Personal information
- Full name: Elijah Galbraith-Knapp
- Date of birth: October 12, 1991 (age 34)
- Place of birth: San Diego, California, U.S.
- Height: 1.78 m (5 ft 10 in)
- Position(s): Midfielder, Defender

Youth career
- San Diego Nomads

College career
- Years: Team / Apps / (Gls)
- 2010–2013: San Diego Toreros / 76 / (9)

Senior career*
- Years: Team / Apps / (Gls)
- 2012–2014: FC Tucson / 25 / (1)
- 2015: Tulsa Roughnecks / 17 / (1)
- 2016: Atletico Baja (indoor) / 5 / (2)
- 2016: North County Battalion
- 2016–2019: San Diego Sockers (indoor) / 5 / (0)
- 2017–2019: San Diego Sockers 2 (indoor) / 18 / (13)

Managerial career
- 2017–2019: Mesa Olympians (assistant)
- 2022–: Purdue Fort Wayne Mastodons (assistant)

= Eli Galbraith-Knapp =

American soccer player

Elijah Galbraith-Knapp (born October 12, 1991) is an American professional soccer player who plays as a defender. Gailbraith-Knapp is currently a volunteer assistant coach for the Purdue Fort Wayne Mastodons men's soccer team and the youth technical director for Fort Wayne United SC.

==Career==
===Early career===
Galbraith-Knapp played college soccer at the University of San Diego between 2010 and 2013.

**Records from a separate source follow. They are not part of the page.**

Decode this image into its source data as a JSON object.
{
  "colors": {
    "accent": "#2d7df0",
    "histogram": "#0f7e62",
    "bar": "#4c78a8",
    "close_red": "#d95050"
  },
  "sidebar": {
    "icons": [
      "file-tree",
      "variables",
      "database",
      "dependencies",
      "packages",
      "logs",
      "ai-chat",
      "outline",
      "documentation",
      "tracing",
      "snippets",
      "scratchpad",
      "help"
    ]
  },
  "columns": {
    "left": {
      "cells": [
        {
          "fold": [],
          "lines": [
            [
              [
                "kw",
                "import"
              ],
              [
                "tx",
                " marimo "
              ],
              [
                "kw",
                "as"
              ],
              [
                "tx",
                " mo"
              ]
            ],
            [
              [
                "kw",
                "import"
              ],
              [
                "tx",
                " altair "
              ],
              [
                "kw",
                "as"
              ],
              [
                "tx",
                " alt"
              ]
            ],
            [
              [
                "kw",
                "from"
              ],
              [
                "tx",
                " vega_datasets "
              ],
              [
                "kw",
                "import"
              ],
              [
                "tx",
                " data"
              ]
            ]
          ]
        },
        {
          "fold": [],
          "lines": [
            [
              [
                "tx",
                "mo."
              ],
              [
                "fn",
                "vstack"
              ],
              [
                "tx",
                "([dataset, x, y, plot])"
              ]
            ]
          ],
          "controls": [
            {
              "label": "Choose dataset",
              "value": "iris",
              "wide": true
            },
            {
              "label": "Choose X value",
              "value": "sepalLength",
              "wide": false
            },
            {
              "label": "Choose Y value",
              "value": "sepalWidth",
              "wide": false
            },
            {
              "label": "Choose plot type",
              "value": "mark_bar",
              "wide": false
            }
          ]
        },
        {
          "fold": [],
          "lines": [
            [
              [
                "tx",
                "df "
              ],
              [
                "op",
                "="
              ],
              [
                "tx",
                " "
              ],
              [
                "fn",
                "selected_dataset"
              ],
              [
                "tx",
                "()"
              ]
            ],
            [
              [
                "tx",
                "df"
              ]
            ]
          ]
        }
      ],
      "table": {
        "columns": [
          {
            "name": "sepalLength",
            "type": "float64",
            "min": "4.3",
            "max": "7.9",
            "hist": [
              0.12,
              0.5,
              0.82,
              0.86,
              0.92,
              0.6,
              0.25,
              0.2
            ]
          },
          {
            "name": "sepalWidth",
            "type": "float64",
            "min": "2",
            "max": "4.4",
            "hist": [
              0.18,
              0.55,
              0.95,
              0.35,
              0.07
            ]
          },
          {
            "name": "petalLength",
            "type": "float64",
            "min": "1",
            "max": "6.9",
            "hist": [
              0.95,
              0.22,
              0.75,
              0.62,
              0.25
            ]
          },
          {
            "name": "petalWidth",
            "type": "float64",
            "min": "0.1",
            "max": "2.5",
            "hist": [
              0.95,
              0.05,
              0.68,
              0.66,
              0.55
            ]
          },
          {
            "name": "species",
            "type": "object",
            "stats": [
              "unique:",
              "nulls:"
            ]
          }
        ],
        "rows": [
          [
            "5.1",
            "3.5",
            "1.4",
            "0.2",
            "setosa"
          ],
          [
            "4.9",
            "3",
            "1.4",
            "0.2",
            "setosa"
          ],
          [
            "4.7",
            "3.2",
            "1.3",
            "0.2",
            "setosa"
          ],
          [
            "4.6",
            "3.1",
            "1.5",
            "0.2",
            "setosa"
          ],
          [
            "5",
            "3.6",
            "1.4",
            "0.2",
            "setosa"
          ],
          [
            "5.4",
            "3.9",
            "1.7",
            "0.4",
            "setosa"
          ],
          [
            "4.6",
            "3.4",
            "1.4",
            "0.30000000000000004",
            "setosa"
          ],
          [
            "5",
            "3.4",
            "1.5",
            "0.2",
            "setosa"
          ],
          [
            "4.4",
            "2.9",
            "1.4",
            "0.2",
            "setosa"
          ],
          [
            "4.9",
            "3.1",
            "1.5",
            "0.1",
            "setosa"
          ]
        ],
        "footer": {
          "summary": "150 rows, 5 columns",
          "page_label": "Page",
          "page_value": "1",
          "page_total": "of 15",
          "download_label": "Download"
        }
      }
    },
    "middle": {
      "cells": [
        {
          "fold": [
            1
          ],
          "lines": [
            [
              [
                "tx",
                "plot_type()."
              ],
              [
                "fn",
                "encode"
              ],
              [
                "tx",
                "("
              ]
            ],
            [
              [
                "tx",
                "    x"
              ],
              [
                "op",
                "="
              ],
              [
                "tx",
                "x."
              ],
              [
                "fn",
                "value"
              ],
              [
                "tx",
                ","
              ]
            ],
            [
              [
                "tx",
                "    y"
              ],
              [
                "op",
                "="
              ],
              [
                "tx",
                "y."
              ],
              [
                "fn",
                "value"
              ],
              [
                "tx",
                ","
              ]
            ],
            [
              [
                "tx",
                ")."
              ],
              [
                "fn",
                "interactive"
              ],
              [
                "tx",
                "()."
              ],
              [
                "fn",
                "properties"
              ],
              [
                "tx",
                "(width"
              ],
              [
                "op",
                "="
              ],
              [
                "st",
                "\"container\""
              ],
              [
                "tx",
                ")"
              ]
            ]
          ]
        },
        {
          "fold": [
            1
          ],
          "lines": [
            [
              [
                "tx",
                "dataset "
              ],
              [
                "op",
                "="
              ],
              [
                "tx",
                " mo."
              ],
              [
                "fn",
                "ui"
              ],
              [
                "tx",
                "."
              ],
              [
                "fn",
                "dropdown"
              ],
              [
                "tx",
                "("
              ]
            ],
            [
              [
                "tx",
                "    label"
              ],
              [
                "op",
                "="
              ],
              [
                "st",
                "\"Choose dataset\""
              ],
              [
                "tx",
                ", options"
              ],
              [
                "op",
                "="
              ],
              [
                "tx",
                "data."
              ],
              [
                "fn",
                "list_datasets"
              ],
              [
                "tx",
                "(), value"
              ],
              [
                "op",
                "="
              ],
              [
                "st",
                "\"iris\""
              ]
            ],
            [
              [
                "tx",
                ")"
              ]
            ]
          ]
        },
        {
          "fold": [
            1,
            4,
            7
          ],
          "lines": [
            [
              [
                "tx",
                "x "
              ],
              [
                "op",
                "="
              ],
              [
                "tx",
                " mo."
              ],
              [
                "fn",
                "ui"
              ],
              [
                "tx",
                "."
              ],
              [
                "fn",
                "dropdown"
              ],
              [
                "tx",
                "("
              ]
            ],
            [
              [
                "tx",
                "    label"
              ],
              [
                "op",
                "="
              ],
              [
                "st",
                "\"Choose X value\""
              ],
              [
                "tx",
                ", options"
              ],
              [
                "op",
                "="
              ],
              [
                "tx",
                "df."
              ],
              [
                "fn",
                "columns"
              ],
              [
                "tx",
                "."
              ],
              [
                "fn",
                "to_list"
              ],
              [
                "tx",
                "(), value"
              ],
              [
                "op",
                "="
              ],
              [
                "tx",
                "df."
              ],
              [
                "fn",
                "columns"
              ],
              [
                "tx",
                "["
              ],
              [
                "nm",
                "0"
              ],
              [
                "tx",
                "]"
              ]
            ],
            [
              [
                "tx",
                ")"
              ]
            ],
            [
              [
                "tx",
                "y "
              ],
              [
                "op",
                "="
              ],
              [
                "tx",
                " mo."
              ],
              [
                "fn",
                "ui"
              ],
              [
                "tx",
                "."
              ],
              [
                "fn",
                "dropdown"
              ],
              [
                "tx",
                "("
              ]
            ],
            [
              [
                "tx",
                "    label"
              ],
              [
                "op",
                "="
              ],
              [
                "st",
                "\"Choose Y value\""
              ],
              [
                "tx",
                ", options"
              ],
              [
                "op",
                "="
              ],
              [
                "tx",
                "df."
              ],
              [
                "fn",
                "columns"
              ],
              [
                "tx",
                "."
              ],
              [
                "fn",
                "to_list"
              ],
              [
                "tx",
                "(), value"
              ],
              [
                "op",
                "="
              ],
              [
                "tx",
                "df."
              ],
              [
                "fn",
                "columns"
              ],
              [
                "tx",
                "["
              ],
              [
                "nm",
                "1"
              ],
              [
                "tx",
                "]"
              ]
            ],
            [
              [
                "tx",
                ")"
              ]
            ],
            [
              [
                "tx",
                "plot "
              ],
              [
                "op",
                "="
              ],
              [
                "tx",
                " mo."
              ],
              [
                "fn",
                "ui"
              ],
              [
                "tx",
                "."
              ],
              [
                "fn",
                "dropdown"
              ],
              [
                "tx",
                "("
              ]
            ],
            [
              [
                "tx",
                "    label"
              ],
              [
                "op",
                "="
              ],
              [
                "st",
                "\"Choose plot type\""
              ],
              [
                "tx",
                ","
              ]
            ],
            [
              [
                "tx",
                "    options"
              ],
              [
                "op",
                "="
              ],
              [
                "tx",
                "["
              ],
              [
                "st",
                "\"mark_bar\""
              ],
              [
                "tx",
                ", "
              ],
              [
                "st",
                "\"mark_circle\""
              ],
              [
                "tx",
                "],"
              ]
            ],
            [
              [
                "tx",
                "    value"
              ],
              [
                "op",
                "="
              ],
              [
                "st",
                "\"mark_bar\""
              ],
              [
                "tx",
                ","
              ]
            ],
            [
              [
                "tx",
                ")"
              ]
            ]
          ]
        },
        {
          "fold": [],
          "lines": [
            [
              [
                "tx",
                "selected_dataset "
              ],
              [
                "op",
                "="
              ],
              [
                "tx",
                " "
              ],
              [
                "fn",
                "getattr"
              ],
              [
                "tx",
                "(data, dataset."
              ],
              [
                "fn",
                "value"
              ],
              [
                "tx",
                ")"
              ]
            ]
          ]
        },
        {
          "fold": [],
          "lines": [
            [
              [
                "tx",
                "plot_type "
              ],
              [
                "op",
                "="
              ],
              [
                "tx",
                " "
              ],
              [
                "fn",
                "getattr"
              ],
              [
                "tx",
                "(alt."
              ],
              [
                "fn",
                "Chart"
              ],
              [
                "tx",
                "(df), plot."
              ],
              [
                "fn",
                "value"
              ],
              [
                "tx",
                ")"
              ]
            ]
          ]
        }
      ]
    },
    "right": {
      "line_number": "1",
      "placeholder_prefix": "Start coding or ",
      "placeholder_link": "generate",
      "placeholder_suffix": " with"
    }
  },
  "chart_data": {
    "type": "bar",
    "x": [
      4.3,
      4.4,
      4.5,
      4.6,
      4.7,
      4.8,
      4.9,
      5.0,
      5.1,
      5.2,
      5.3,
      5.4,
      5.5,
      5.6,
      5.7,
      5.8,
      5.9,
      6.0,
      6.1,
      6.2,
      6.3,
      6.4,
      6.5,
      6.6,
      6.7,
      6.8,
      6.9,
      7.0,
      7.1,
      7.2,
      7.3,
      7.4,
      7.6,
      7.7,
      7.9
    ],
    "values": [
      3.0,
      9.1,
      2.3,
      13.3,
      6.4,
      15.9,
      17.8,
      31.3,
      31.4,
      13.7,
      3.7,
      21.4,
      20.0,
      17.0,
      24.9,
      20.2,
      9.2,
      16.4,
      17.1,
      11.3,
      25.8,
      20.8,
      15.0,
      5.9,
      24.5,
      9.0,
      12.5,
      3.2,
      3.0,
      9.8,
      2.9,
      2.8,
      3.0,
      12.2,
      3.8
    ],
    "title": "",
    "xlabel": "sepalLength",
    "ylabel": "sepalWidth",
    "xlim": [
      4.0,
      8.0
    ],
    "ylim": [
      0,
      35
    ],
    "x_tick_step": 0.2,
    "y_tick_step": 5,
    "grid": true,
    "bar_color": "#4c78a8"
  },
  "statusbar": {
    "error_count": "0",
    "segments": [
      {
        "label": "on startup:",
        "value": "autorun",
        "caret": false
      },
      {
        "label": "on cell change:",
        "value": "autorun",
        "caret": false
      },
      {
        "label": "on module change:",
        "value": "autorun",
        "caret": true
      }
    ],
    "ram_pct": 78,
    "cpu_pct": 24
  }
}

Galbraith-Knapp also appeared for USL PDL club FC Tucson between 2012 and 2014.

===Professional===
Galbraith-Knapp signed with United Soccer League club Tulsa Roughnecks in February 2015.

Galbraith-Knapp joined the Purdue Fort Wayne Mastodons staff as a volunteer assistant in July 2022.